Doing the wave
When I was in college, I brought some friends home one weekend to see the sights of rural America. As we drove through my hometown, they would frequently look and ask who someone was, and seemed increasingly puzzled when I could identify by name only about half of the people. Finally, I asked why they thought I knew all those people. "Well, you waved at them", they pointed out. For the first time I realized that most people don't habitually wave, especially with the style and protocol of rural America.
Waving is one of the first social skills we learn. I can still remember our son as a toddler standing motionless as a neighbor drove by, while Jan and I urged him to wave, and then frantically pumping his arm after the car was far down the road. Waving "bye-bye" is an early triumph when mastered, and I think we never lose the enjoyment of seeing a response to our wave.

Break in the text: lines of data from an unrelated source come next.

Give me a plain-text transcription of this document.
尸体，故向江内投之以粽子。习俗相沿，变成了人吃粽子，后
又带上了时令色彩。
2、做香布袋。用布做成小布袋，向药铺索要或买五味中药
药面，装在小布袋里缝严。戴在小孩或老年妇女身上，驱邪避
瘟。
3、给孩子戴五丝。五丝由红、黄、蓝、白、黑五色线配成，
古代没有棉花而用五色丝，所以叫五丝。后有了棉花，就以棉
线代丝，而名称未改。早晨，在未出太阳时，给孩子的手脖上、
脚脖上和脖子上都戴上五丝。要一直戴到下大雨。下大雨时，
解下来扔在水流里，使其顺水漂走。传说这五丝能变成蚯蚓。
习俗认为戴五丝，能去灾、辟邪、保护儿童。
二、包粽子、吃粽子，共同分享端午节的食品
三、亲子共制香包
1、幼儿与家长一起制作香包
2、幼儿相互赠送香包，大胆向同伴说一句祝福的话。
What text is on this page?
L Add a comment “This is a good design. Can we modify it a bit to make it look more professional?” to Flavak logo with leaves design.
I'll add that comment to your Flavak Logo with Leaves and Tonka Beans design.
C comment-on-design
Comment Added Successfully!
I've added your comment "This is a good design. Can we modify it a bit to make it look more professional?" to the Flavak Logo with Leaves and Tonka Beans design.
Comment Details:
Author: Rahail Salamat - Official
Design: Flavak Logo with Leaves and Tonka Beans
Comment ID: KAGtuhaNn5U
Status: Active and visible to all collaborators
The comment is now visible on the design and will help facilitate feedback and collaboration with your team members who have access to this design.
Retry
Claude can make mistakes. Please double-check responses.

Different personalities find expression in different waves. The Standard Wave- hand open, palm forward- can be modified by folding one or more fingers slightly for personal expression. n addition, the number and intensity of wrist movements can make even Standard waves a message as expressive as a carefully selected T-shirt. I personally favor the first finger erect with neighboring digits drooping increasingly with faint boredom. This formation is given one, and at most two, sharp wrist twists before freezing in a dignified salute. It is a wave that says at once "I Do Too Know What I'm Doing!"
Rarely seen among men, but popular among women, especially those with names like Melanie or Trish, is the Bye-Bye Wave. It starts like a Standard, but the fingers remain together and are bent in unison like a chorus line of frantic actors taking a bow. The effect of this wave can be made even more syrupy by cupping the fingers, making the movements smaller and/or faster, or (max sweetness) executing the wave beside the face. Women who adopt this style should remember, however, that there is a hazy line between "cute" and "come hither" in the minds of many farmers.
Waving while driving requires a degree of sophistication. A higher plane of social status can be expressed by the Wheel Wave, in which the hand does not leave the steering wheel, and only those fingers interested in being friendly stand up and say hi. This technique reaches its utmost aloofness with a single index finger at half-mast, while the rest of the body remains absolutely still. Such provocative waving caused the introduction of the Head Wave, in which the head is jerked up sharply and returned slowly to position. This is a "Power" wave and can be mildly challenging. It should be used only when you can back it up. Another variation is the Shooter, index finger pointed with thumb raised, not unlike our first simulated firearm as a child. Given the current social climate, use of this form can get your head blown mistakenly off.
In many social situations, correct choice of wave can speak volumes. Downgrading a neighbor from a 3-Shake Standard to 2-Finger Wheel Wave lets him know, without unpleasant verbalizing, that it's time he returned the chain saw he borrowed three years ago. Not waving at all, even after eye contact, or worse yet, failing to return an obviously seen wave is a singular affront and can only be interpreted as the greatest displeasure. Once during planting, I was staring off into the distance with the pained look of a farmer trying to remember something important, and a good friend passed waving cheerfully. He was down the road before it registered on me. It took me four years to cajole him back into good relations. Conversely, I have a friend who uses a Full-Open Standard with Quintuple Twist, and it's impossible not to smile back after such an energetic display of friendliness.
Equally important is knowing when to wave. Beginners can use these simple rules of thumb:
1. Wave every time. (The "Early and Often" Rule) If you're hauling corn and pass a neighbor building fence every 25 minutes, wave each time. If you make eye contact and don't wave, he'll wonder what he did. Combining close to a busy road allows use of the No-Hands Wave as necessary, but waving is still expected in polite communities. The most difficult situation occurs when working in a field next to a neighbor, and your rounds synchronize with the neighbor to cause repetitive meetings at the end. This can be tricky- it's hard not to wave. Compounding the problem is timing- waving when your neighbor is looking and vice-versa. To save time and energy, I always pretend to fix a chain until we are out of sync.
2. Wave in the rearview mirror when passing. Passing someone on a country road can be seen as a put-down and a wave can prevent hard feelings.
3. Waves are non-discriminating. Everyone, especially strangers, deserves a wave. Besides its fun to watch them turn to see whom you are. Even though it marks me for a farmer, I love to wave in cities. It drives the urban paranoids frantic.
All of these things are, of course, second nature to well-bred rural citizens. But I think that, with gentle persistence, we could set an example for the rest of America. Such an effort would raise the amiability of our urban colleagues. Furthermore, it is my belief that taking time to wave politely would also make them better drivers.